ShangtongZhang/reinforcement-learning-an-introduction

Unable to get the same results while formulating differently

rohitdavas opened this issue · 1 comments

I have been trying to write my own version of the code for figure 2.2 but I am unable to get the required type of graph.

Ofcourse, your code is working fine.

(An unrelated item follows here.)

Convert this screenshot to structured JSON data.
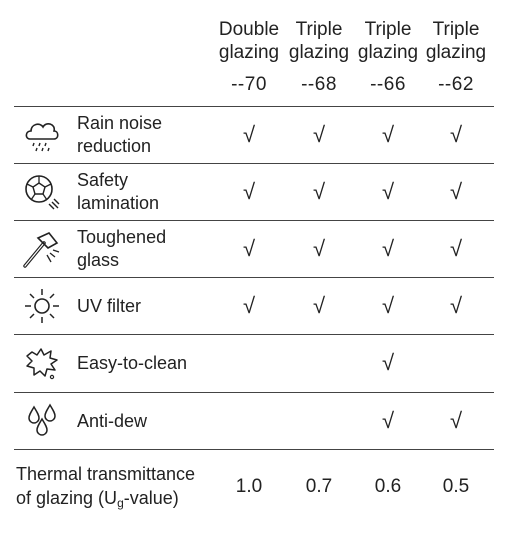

I was taking help of your code and trying to formulate as Environment - agent interaction rather than your code which is framing both in one class.

Can you see what should I improve ? I am not able to find mistake.

#graph support 
import matplotlib.pyplot as plt
import numpy as np
from tqdm import tqdm 

class Agent:
    ''' agent for bandit env 
        agent have following responsibilities
            
            - choosing the best action
            - updating the action value
        
    ''' 

    def __init__ ( self, epsilon = 0, n_actions = 10 ):
        self.epsilon = epsilon 
        self.q = np.zeros ( n_actions )
        self.q_steps = np.zeros_like ( self.q ) 
        self.n_actions = n_actions 

    def action ( self ) :
        if np.random.randn () < self.epsilon :
            return np.random.choice ( self.n_actions ) 
        else:
            q_best = np.max ( self.q )
            return np.random.choice ( np.where ( self.q == q_best)[0] ) 
    
    def _sampleAverage( self, action, reward ): 
        step_size = self.q_steps[action] 
        self.q[action] +=  ( reward - self.q[action] ) / step_size 

    def reset(self):
        self.q = np.zeros ( self.n_actions ) 
        self.q_steps = np.zeros_like ( self.q )

    def update ( self, action, reward ):
        self.q_steps[action] += 1
        self._sampleAverage( action, reward )
         

class Env: 
    ''' a k-arm bandit environment
        environment has following beaviour
        - given an action, return a reward 
        - there is no observation in bandits env
     ''' 

    def __init__( self, n_arm = 10) :
        self.n = n_arm

    def _init_reward ( self ): 
        # rewards are sampled from normal distribution of
        # mean = mean q_star(At) 
        # variance = 1 
        # thus the need to initialise the self.q_star 
        self.q_star =  np.random.randn ( self.n ) 

    def reward ( self, action, var = 1  ) :
        return var * np.random.randn() + self.q_star[action] 

    def reset( self ) : 
        self._init_reward ()  
        self.best_action = np.argmax ( self.q_star ) 
    
    def step ( self, action ) :
        return self.reward ( action ) 


#------------------------------------------
# main function to simulate the behavior
#------------------------------------------

def single_run (  bandit_env, my_agent, steps = 1000 ):
    my_agent.reset()
    bandit_env.reset() 
    reward_series = np.zeros ( steps )

    for i in range ( steps ):
        action = my_agent.action() 
        reward = bandit_env.step(action)
        reward_series[i] = reward 
        my_agent.update ( action, reward ) 

    return reward_series 


def q2( runs = 2000 ) :
    epsilons = [ 0, 0.1, 0.01 ] 
    plt.figure( figsize= (10,20) ) 
    plt.xlabel ( "steps")
    plt.ylabel(" Average rewards") 

    for e in epsilons:
        reward_series = [] 
        my_agent = Agent(epsilon = e, n_actions= 10) 
        bandit_env = Env ( n_arm= 10)

        for _ in tqdm ( range( runs ) ) :
            reward_series.append ( single_run ( bandit_env, my_agent, steps = 1000 )  )
        plt.plot ( np.mean( reward_series, axis = 0 ) , label = "epsilon " + str (e) ) 

    plt.legend() 
    plt.savefig("./images/q2.png") 
    plt.close() 


if __name__ == "__main__":
    q2() 

Here is the graph I am getting :

The max value is not crossing 0.8
q2

I figured it out. thanks. closing it.

  • random action sampling from uniform distribution.